日銀は2021年3月19日、ETF(上場投資信託)買い入れについて、これまで年間6兆円としてきた“目安”を撤廃した。2010年10月の制度創設以来、ETF買いは拡大の一途をたどってきたが、事実上の縮小へ初めて方針転換した。背景には、2020年3月のコロナ暴落時に、日銀保有のETFに一時含み損が発生した苦い経験がある。今後、日銀は買い入れ自体は続けるが、購入額は段階的に減らしていくことになる。一方、日経平均株価3万円の水準で推計50兆円規模に膨らんだETFの処分方法は決まっていない。

6兆円の“目安”をなくしたのも
購入額の削減が目的か

(画像=Skylight/PIXTA、ZUU online)

日銀が2021年3月18、19日に開いた金融政策決定会合では、ETF購入ルールを修正。年間12兆円の買い入れ上限を維持する一方、6兆円としてきた“目安”を撤廃。日経平均に連動するETFを購入対象から外して、TOPIX(東証株価指数)連動型だけを買うことになった。

日銀は2020年4月、従来80兆円としていた国債購入の“メド”を撤廃。日銀は無制限に国債を買えると説明したが、実際には購入額を減らしていった経緯がある。ETF買いで6兆円の“目安”をなくしたのも購入額を削減していくのが目的とみられ、実際、目安の撤廃後は株価が下落しても買いを見送るケースが目立っている。

日銀がETF買いの縮小に動くきっかけは2020年3月に世界的に株価が急落した「コロナ暴落」だった。2020年3月19日には日経平均株価が前年末水準を約3割下回る1万6358円19銭まで下落し、日銀が保有するETFの時価が買い値を下回る「含み損」状態になった。株価はその後、日米欧など主要国の大型財政出動に助けられて急反騰し、2020年3月期末のETF評価額はプラスに浮上。もしも株価が底打ちするタイミングが遅れていれば、2019年度の日銀決算書に元本割れのETFが計上されるところだった。日銀の損失は最終的に国や国民の損失になる。

含み損リスクに加えて、ETF買いが実務的に難しくなってきたことも日銀がETF買いを見直す理由だ。ETFは東証に上場している以外、一般の投資信託と仕組みはほとんど変わらず、中身は個別の上場株だ。日銀は2010年12月の初回買い入れ実施から延々と買い続ける一方、一度も売却していない。

日銀保有が2割オーバーで
一部の銘柄は慢性的な品薄状態

このため、日銀がETFを買うたびに市場から株式が吸い上げられ、一部の銘柄は慢性的な品薄状態が続いている。
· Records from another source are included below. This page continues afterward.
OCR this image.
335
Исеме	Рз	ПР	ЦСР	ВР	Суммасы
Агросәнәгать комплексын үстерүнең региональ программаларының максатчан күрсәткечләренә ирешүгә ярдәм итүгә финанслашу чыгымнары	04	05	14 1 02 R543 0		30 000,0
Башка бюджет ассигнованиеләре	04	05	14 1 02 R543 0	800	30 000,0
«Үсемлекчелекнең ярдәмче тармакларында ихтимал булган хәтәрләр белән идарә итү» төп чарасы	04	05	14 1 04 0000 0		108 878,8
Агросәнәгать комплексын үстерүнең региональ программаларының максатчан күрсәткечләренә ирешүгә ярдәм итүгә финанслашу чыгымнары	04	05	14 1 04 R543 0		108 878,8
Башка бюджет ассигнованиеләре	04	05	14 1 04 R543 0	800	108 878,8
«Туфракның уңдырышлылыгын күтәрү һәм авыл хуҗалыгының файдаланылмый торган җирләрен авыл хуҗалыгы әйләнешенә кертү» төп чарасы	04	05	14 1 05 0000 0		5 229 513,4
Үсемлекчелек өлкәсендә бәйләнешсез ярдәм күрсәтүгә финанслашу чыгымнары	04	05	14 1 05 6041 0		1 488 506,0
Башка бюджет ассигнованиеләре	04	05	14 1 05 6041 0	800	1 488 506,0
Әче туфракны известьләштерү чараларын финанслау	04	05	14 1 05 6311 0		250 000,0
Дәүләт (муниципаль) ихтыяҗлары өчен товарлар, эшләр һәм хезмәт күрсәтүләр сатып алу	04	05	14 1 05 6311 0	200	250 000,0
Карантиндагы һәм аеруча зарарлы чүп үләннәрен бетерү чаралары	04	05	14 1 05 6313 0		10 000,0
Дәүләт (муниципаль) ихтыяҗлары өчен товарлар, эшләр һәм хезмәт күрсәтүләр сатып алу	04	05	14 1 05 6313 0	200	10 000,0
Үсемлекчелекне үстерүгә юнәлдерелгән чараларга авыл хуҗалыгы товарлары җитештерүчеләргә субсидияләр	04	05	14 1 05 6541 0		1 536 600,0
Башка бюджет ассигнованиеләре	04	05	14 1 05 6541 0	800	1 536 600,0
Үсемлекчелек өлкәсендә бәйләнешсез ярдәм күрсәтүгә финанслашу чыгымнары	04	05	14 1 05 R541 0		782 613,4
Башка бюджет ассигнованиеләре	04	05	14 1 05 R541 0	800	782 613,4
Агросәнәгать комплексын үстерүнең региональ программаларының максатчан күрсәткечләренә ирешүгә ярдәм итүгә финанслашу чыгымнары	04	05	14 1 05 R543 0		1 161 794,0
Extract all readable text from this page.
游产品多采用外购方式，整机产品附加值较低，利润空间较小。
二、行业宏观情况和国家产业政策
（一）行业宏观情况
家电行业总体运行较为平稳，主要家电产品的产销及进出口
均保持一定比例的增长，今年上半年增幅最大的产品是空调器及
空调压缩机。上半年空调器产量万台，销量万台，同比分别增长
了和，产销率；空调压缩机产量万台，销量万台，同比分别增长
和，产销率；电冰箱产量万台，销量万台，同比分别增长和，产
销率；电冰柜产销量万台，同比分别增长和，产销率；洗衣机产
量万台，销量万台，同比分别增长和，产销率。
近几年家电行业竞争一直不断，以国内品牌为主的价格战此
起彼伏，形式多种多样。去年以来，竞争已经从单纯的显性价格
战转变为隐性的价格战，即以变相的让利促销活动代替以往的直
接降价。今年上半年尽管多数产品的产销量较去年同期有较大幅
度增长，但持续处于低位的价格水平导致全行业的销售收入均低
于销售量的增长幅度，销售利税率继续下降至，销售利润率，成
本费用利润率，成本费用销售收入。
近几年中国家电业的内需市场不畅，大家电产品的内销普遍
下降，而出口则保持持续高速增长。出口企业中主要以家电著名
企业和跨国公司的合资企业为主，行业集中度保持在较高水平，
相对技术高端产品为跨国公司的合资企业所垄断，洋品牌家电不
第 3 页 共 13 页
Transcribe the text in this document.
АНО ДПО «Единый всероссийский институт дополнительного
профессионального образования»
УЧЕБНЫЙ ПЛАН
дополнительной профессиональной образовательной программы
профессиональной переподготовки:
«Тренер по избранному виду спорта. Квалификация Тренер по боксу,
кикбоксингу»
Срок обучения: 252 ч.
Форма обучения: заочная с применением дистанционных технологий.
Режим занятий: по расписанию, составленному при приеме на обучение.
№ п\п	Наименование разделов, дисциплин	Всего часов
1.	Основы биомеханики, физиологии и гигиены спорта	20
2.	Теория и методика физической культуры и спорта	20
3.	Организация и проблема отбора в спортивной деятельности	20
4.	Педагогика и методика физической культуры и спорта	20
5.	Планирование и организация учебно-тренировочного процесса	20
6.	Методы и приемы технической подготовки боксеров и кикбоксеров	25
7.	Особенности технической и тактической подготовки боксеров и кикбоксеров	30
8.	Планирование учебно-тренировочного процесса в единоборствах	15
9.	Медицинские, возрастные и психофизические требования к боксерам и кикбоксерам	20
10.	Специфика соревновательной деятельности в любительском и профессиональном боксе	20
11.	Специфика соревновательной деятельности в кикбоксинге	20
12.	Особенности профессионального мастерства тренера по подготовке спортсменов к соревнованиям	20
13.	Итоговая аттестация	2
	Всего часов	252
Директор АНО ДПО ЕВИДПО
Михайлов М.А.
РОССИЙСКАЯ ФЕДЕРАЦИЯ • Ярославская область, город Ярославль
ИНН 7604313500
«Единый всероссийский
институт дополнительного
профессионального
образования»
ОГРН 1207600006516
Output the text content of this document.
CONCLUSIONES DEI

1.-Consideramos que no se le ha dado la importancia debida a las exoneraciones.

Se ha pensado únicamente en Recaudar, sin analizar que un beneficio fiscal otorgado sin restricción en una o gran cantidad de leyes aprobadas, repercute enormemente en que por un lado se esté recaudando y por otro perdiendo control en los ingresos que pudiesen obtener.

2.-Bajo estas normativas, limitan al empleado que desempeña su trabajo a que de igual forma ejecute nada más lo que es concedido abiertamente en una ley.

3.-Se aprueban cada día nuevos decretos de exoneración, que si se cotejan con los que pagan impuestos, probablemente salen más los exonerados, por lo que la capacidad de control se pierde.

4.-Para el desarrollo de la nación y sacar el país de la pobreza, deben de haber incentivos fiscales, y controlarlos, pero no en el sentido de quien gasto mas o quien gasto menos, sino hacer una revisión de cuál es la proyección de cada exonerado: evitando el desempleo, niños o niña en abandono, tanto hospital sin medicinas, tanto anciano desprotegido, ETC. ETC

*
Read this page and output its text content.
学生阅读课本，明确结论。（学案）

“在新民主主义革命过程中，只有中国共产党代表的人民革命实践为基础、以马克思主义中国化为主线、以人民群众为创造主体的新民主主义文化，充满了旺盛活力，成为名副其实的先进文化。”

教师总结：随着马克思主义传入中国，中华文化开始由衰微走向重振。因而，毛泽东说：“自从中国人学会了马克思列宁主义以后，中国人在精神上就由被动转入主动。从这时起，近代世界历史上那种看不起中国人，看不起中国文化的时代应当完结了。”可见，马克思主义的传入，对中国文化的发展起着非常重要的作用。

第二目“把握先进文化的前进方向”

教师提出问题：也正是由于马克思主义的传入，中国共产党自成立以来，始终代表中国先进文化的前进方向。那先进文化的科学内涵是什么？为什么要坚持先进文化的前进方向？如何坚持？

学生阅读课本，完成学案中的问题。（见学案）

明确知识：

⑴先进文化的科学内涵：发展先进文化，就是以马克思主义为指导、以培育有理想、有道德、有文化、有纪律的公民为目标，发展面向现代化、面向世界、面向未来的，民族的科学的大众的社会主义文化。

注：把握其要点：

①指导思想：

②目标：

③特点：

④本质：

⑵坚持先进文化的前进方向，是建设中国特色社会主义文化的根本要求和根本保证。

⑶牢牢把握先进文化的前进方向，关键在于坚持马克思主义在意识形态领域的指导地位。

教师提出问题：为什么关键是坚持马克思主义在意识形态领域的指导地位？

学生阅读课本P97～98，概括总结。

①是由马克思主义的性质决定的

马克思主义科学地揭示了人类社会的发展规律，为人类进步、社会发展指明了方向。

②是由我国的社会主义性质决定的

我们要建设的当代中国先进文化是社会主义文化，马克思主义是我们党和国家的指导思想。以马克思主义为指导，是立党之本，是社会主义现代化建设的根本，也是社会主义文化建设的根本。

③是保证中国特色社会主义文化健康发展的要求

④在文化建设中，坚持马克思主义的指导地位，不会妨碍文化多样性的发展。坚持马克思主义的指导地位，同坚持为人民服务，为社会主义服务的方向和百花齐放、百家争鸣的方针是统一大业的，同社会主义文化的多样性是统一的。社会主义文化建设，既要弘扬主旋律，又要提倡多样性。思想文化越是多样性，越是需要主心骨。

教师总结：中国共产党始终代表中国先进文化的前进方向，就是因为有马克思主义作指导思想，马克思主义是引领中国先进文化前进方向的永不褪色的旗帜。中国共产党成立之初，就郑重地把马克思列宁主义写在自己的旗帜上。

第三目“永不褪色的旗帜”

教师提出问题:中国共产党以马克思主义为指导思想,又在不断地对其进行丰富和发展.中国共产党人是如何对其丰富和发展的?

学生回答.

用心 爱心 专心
「ユニクロ」を展開するファーストリテイリングや半導体検査機器のアドバンテストなどは、ETFを通じた日銀による間接保有が発行株式数の2割を超えている模様だ。ETFに組み入れる株式が集まらなければ、日銀はETF買いを続けられなくなる。主要225銘柄を買う日経平均型ETFの買い付けを止め、約2100銘柄を買うTOPIX型ETFに購入対象を一本化したのは、1銘柄当たりの購入金額を少しでも減らし、ETF買いの延命を図るのが狙いだろう。